JENRIH-Direktur Eksekutif Indikator Politik Indonesia, Burhanuddin Muhtadi, sepakat denga Guru Besar UIN Jakarta, Saiful Mujani yang menyebut elit pengusul penundaan Pemilu 2024, seperti bocah yang belum beres pakai celana tapi sudah ngoceh sana-sini. Sebab menurutnya, argumen yang dilontarkan para politikus tersebut sangat lemah dan tak masuk akal.
“Saya setuju dengan pendapat Pak Saiful Mujani itu, para elite yang mengusulkan penundaan Pemilu itu sebaiknya pakai celana dulu yang bener, sebelum membawa isu itu ke publik. Perbaiki dulu argumennya,” ujarnya dalam acara Kuliah Umum yang diselenggarakan UIN Sunan Gunung Djati, di Bandung, Rabu, 9 Maret 2022, dan dikutip secara daring.

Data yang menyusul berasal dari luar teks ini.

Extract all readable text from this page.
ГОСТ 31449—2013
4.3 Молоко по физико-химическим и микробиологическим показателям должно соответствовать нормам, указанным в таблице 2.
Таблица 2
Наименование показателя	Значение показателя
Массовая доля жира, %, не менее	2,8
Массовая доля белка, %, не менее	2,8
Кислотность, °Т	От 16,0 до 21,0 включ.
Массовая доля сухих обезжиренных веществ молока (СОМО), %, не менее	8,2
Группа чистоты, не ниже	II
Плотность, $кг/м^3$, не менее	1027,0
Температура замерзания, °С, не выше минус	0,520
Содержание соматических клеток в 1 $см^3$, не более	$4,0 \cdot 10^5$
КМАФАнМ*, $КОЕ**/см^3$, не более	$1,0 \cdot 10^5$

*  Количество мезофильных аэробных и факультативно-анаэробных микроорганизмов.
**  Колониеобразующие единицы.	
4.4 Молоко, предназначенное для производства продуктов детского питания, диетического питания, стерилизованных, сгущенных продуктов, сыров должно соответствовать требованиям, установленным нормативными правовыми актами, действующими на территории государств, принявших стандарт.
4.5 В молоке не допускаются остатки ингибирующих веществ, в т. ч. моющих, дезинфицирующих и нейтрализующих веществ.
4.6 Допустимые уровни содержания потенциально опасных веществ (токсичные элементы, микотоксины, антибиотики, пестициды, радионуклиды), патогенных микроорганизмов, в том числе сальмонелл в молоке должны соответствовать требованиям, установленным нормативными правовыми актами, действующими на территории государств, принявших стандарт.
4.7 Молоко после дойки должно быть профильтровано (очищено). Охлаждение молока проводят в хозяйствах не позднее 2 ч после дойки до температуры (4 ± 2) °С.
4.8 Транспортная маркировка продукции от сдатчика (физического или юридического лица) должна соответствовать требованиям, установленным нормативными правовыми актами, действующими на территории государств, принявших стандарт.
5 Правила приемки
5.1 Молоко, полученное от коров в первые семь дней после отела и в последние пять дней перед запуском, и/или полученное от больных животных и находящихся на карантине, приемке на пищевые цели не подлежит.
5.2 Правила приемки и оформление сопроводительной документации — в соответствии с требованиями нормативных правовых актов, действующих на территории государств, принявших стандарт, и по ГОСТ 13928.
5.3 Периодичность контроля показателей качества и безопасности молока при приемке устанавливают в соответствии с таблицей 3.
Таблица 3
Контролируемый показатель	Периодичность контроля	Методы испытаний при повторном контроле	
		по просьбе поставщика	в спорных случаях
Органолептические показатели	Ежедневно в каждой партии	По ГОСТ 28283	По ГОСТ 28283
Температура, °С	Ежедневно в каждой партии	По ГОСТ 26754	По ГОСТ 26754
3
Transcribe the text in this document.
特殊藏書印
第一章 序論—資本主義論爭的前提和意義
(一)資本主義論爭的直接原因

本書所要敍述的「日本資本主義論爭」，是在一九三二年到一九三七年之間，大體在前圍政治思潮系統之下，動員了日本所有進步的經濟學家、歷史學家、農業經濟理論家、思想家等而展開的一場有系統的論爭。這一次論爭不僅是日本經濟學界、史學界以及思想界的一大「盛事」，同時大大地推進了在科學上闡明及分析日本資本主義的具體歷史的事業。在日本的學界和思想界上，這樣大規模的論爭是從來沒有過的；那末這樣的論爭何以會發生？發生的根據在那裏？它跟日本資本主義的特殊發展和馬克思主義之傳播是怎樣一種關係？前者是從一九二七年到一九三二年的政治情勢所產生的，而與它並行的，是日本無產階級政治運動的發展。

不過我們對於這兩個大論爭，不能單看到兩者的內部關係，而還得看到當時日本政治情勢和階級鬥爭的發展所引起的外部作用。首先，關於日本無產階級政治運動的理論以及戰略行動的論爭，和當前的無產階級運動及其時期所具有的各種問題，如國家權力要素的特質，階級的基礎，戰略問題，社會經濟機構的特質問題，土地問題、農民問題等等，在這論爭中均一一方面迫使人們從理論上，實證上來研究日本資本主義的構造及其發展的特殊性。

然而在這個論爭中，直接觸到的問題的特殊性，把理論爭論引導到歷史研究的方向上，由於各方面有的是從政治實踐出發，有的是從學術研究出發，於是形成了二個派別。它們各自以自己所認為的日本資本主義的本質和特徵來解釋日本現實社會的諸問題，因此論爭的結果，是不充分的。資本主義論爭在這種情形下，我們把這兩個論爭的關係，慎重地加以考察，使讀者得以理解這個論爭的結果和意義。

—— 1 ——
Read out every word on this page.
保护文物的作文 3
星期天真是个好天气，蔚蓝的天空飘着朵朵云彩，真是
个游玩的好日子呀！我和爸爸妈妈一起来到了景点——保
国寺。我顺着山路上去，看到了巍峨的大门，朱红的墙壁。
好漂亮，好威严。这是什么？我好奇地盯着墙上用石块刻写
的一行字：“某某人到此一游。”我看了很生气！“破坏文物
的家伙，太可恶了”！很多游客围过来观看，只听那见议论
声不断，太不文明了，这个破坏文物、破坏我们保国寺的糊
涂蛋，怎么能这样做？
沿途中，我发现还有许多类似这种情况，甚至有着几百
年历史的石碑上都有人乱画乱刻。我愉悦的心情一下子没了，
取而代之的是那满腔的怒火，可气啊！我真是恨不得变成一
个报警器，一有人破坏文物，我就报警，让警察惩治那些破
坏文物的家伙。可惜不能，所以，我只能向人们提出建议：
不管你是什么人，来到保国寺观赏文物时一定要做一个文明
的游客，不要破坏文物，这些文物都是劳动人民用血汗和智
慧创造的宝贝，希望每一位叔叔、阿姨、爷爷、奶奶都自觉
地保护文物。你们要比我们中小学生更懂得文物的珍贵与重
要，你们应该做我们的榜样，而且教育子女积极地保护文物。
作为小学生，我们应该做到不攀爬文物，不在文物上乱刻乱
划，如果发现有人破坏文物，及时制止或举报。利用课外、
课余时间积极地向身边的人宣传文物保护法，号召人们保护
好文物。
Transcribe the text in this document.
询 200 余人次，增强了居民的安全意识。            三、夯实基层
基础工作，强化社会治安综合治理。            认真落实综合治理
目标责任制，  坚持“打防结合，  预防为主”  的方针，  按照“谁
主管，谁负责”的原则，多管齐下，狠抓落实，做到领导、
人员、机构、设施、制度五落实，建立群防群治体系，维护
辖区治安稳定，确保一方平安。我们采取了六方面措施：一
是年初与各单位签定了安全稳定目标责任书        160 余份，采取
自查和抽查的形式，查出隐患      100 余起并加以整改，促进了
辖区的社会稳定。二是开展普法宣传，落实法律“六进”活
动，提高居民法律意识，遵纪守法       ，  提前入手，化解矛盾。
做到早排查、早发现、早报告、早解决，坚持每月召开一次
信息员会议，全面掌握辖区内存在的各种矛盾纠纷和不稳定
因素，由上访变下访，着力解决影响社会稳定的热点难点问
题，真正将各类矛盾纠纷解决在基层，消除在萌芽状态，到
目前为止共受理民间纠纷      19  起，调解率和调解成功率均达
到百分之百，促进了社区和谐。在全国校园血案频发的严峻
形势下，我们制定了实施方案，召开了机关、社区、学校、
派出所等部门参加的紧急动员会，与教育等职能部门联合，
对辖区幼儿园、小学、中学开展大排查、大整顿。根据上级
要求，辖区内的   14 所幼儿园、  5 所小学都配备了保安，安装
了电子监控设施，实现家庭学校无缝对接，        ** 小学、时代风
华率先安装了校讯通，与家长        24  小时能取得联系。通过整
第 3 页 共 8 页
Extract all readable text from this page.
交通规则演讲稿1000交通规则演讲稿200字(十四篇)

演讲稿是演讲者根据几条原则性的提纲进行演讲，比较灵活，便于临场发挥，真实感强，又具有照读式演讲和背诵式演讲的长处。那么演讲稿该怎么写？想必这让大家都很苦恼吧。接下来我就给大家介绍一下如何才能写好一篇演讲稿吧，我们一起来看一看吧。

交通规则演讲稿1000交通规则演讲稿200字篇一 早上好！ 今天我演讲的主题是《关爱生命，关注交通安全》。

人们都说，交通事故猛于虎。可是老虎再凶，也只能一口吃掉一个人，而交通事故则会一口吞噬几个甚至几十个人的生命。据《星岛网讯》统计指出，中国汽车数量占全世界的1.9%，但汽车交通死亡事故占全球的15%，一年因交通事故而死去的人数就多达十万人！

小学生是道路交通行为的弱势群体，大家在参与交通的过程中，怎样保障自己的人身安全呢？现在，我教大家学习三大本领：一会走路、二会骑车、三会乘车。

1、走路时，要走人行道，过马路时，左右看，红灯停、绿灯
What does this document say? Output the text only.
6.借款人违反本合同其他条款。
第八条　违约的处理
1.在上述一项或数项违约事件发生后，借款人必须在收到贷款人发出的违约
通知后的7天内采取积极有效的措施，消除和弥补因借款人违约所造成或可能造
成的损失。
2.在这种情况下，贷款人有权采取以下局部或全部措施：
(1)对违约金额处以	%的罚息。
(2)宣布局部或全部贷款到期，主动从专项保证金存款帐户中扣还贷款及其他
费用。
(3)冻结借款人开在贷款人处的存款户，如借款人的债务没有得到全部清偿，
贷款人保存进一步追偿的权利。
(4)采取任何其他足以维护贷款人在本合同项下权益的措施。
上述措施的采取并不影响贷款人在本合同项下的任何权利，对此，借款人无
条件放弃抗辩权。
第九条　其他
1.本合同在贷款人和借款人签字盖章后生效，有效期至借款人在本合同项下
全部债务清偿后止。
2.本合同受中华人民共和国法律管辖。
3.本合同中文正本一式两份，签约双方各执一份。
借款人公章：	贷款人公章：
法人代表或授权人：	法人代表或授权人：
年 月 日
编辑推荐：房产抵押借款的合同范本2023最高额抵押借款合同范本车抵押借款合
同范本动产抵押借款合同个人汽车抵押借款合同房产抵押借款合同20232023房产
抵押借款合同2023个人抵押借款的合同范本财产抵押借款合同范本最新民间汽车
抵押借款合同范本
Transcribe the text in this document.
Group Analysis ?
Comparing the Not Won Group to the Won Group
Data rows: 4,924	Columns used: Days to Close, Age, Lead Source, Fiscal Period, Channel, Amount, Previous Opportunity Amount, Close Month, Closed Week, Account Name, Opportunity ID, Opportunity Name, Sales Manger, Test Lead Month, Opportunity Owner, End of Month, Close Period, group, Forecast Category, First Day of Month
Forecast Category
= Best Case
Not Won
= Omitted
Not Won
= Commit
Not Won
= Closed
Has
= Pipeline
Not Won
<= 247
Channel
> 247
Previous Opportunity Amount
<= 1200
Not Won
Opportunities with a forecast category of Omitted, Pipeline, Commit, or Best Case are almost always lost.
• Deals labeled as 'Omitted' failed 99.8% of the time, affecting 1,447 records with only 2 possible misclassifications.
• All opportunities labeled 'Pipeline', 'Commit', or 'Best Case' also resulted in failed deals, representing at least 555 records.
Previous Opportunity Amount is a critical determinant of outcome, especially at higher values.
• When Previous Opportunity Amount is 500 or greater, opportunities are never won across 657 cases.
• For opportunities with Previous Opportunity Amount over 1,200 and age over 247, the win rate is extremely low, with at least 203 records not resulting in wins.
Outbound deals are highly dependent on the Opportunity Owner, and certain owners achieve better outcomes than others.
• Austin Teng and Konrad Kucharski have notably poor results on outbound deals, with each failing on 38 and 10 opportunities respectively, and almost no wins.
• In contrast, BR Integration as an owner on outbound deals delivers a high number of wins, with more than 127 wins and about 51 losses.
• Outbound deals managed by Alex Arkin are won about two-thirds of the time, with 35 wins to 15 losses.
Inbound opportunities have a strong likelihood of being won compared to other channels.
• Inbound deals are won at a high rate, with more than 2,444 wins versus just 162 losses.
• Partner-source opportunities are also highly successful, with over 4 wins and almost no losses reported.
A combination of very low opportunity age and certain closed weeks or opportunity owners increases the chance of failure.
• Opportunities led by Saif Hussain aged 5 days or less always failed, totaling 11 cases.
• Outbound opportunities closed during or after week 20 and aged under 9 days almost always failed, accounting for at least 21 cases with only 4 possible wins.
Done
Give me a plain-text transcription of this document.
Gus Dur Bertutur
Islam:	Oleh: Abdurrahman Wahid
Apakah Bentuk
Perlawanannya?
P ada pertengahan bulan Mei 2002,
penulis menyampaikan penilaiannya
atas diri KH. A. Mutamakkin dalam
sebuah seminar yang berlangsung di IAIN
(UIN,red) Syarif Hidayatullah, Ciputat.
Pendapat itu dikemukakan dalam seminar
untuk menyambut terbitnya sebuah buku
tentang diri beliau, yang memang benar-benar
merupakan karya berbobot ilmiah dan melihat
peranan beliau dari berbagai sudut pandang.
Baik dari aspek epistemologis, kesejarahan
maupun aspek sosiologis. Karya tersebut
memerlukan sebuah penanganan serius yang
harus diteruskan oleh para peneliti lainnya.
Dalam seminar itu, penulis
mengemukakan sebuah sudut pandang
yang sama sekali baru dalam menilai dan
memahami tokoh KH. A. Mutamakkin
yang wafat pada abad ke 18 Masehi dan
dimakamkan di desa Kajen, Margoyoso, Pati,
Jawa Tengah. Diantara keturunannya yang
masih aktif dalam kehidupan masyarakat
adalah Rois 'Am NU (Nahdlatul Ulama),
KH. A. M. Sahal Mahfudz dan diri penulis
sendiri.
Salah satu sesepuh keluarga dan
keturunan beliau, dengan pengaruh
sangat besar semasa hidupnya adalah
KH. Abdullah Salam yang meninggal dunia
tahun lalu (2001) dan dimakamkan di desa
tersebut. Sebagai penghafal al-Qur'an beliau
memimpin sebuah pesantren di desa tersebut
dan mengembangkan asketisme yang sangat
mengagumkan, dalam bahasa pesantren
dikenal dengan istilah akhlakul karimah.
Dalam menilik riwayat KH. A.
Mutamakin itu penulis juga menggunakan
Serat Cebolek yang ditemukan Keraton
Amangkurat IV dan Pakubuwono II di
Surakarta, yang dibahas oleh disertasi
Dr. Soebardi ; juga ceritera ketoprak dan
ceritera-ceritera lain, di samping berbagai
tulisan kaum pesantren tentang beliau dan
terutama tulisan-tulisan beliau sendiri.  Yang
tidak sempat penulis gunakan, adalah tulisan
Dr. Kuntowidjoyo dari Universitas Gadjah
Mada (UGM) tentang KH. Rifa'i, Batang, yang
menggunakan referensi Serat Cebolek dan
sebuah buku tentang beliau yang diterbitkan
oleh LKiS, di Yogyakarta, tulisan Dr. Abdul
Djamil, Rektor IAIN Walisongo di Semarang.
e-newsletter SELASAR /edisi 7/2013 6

Soalnya, Burhanuddin bilang, pada 2020 Pemerintah menggelar 270 pemilihan Kepala Daerah serentak meski banyak yang mengusulkan ditunda di awal masa pandemi itu. Tapi elit politik, tak mengikuti saran dari masyarakat dan mengabaikan temuan survey. Dan Pilkada, tetap dilakukan.
Namun, ketika pandemi mulai membaik, para elit malah mengusulkan penundaan Pemilu dengan alasan yang tak cukup masuk akal. Apalagi, jika melirik ke data The International Institute for Electoral Assistance and Democracy (IDEA), dari 300 Pemilu nasional dan lokal di seluruh dunia pada dua tahun belakangan, angka penundaannya sangat kecil. Sekalipun ada, dilakukan di awal pandemi.
“Di tahun kedua, umumnya berjalan sesuai jadwal. Apalagi 2024 nanti, mungkin nyaris nol persen yang menunda Pemilu,” kata dia lagi.
Jika pemulihan ekonomi akibat pandemi yang dititik beratkan, juga tak bisa diterima sebagai argumen yang masuk ke akal sehat. Sebab pertumbuhannya, sudah mencapai 3,7 persen sepanjang 2021. Kalau pun tetap dipaksakan, ini sama saja dengan mementahkan kinerja Pemerintahan Jokowi sendiri.
“Wong katanya sudah on the track kok,” kata Burhanuddin berargumen.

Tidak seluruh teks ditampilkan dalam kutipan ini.